After teams arrive in Dawson, they head for a small camp. That’s where Sass headed to bed down his dogs for their 24-hour layover.  As he and handler Josh Horst removed ice-crusted coats and harnesses from dogs, Sass relayed a story about shin deep overflow near Dawson.

Sass also tossed his dogs snacks while water warmed in a nearby cooker. He says despite subzero temperatures, most of his dogs are well hydrated and holding weight. “They’ve been eating like horses,” he said.  “It’s great, so I’m stoked about that. That makes my life a heck of a lot easier,” said Sass.

Hours later, two-time defending champion Allen Moore pulled into the checkpoint. He said he’s right where he wants to be. “Well, the last two years, I came in here second, so I like coming in here second.”

Allen Moore, from Two Rivers, says he banked rest early for the second half of the race.
Credit Julien Schroder / Yukon Quest

Moore is in the hunt, from here on out. “The closer we get, if I get close to Brent, then it will be more of an advantage to me, I think,” said Moore.

Moore’s advantage is that he will know where Sass is and how long he is resting. Out on the trail, Moore also rested his dogs for a few more hours than Sass. “Hopefully this will help at the end of the race, because they didn’t get pushed too hard,” Moore said. “I added a lot more rest, where it seems like everyone else is taking away and going on longer runs.”

“I’m just hoping for a huge snowstorm and maybe slow them both down,” said Hugh Neff.

When his tired team arrived in Dawson, his handlers were waiting with chunks of raw chicken.

Hugh Neff arrived in Dawson City with a tired dog team. He says his team needs to regroup and he needs to rework his pan for the Alaska side of the trail.
Credit Julien Schroder / Yukon Quest

  Neff’s dogs have the least amount of rest of any team running in the top ten.  The Tok musher has a team of mostly veterans, with a few young dogs mixed in. “I don’t like the way we’re running right now. Basically I’ve been running and kicking the whole time because half my team is not doing anything, so I’m pretty wiped out.”

Neff plans to drop his young dogs for the next half of the race.
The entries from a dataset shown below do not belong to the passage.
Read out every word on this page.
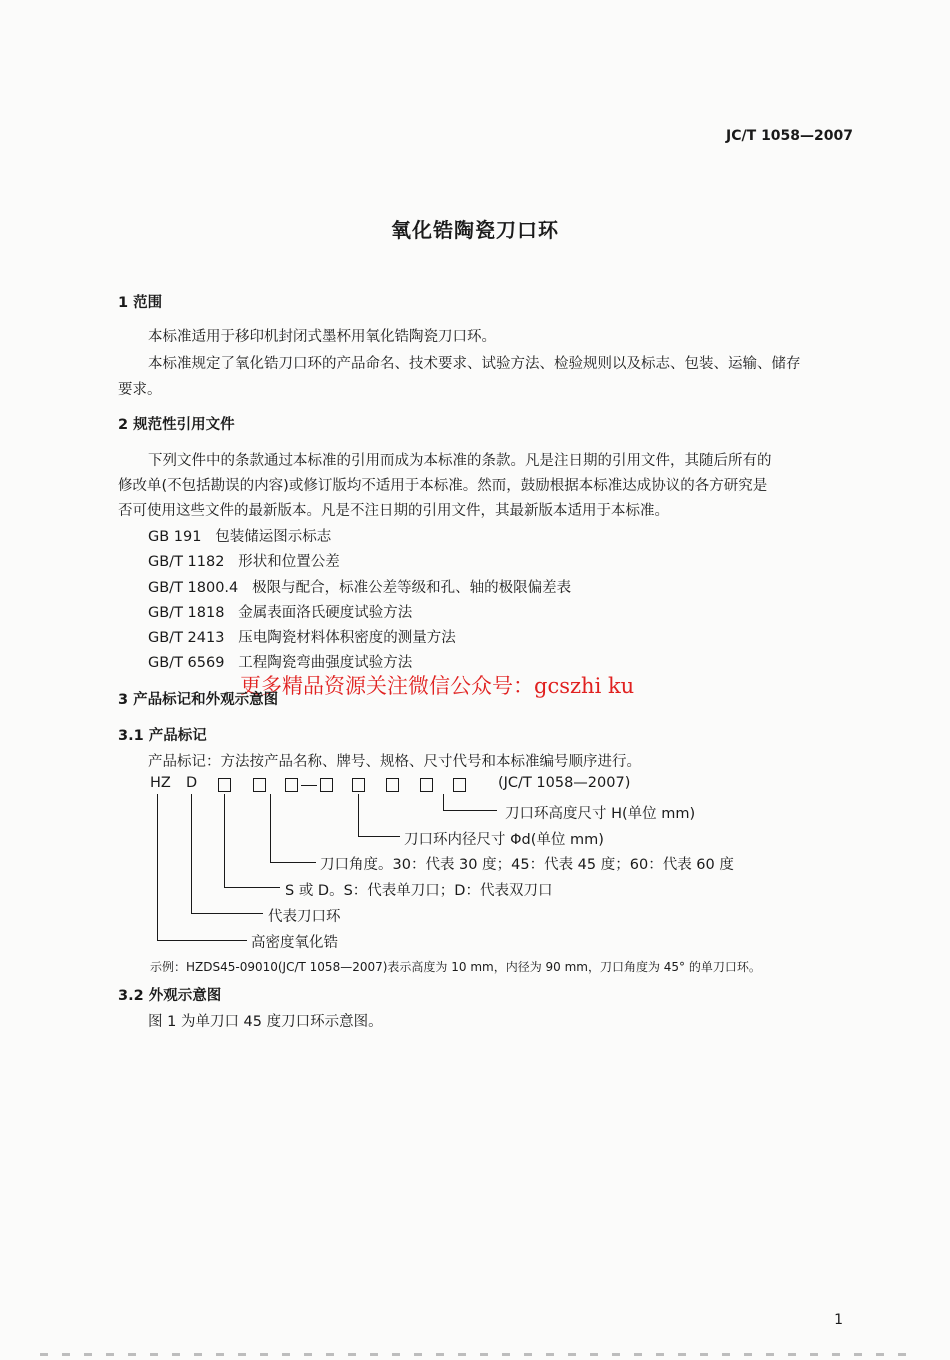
JC/T 1058—2007
氧化锆陶瓷刀口环
1 范围
本标准适用于移印机封闭式墨杯用氧化锆陶瓷刀口环。
本标准规定了氧化锆刀口环的产品命名、技术要求、试验方法、检验规则以及标志、包装、运输、储存
要求。
2 规范性引用文件
下列文件中的条款通过本标准的引用而成为本标准的条款。凡是注日期的引用文件，其随后所有的
修改单(不包括勘误的内容)或修订版均不适用于本标准。然而，鼓励根据本标准达成协议的各方研究是
否可使用这些文件的最新版本。凡是不注日期的引用文件，其最新版本适用于本标准。
GB 191   包装储运图示标志
GB/T 1182   形状和位置公差
GB/T 1800.4   极限与配合，标准公差等级和孔、轴的极限偏差表
GB/T 1818   金属表面洛氏硬度试验方法
GB/T 2413   压电陶瓷材料体积密度的测量方法
GB/T 6569   工程陶瓷弯曲强度试验方法
更多精品资源关注微信公众号：gcszhi ku
3 产品标记和外观示意图
3.1 产品标记
产品标记：方法按产品名称、牌号、规格、尺寸代号和本标准编号顺序进行。
HZ D	(JC/T 1058—2007)
刀口环高度尺寸 H(单位 mm)
刀口环内径尺寸 Φd(单位 mm)
刀口角度。30：代表 30 度；45：代表 45 度；60：代表 60 度
S 或 D。S：代表单刀口；D：代表双刀口
代表刀口环
高密度氧化锆
示例：HZDS45-09010(JC/T 1058—2007)表示高度为 10 mm，内径为 90 mm，刀口角度为 45° 的单刀口环。
3.2 外观示意图
图 1 为单刀口 45 度刀口环示意图。
1
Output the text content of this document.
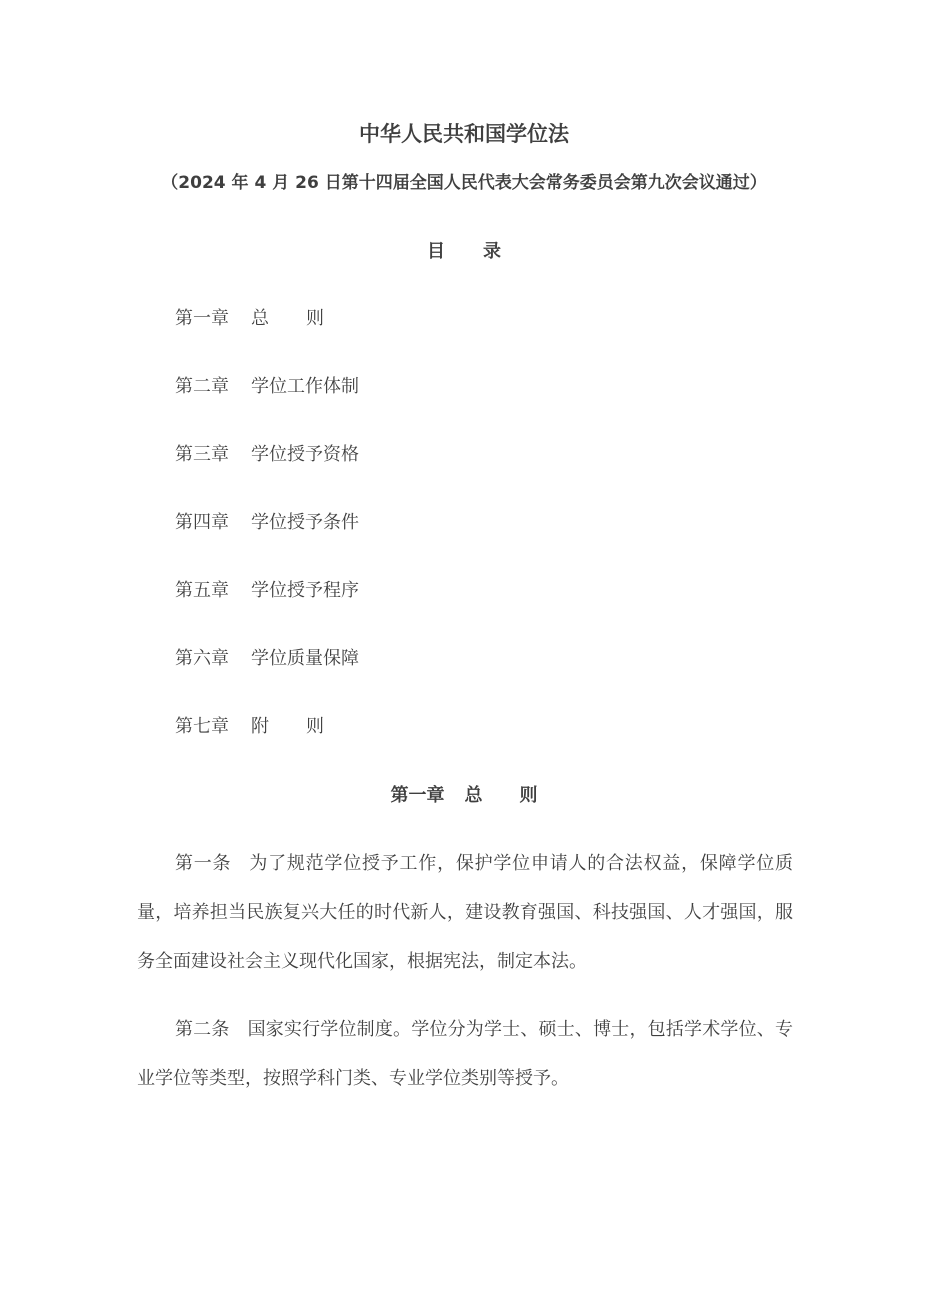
中华人民共和国学位法

（2024 年 4 月 26 日第十四届全国人民代表大会常务委员会第九次会议通过）

目 录

第一章 总 则

第二章 学位工作体制

第三章 学位授予资格

第四章 学位授予条件

第五章 学位授予程序

第六章 学位质量保障

第七章 附 则

第一章 总 则

第一条 为了规范学位授予工作，保护学位申请人的合法权益，保障学位质量，培养担当民族复兴大任的时代新人，建设教育强国、科技强国、人才强国，服务全面建设社会主义现代化国家，根据宪法，制定本法。

第二条 国家实行学位制度。学位分为学士、硕士、博士，包括学术学位、专业学位等类型，按照学科门类、专业学位类别等授予。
Even with experienced dogs, he says it’s unlikely he’ll make up time on the two teams ahead. He also had a warning for Brent Sass. “Allen Moore is Allen Moore.  He knows how to pick apart leads. I should know about that, so those guys are going to have fun going at it with each other,” Neff said.

According to a weather forecast, temperatures may finally warm to above zero, which could challenge for Brent Sass’s large, thick-coated dogs. But there’s also a little snow in the forecast, which might challenge Allen Moore’s petite, short-legged team. There are still more than 500 miles of trail ahead.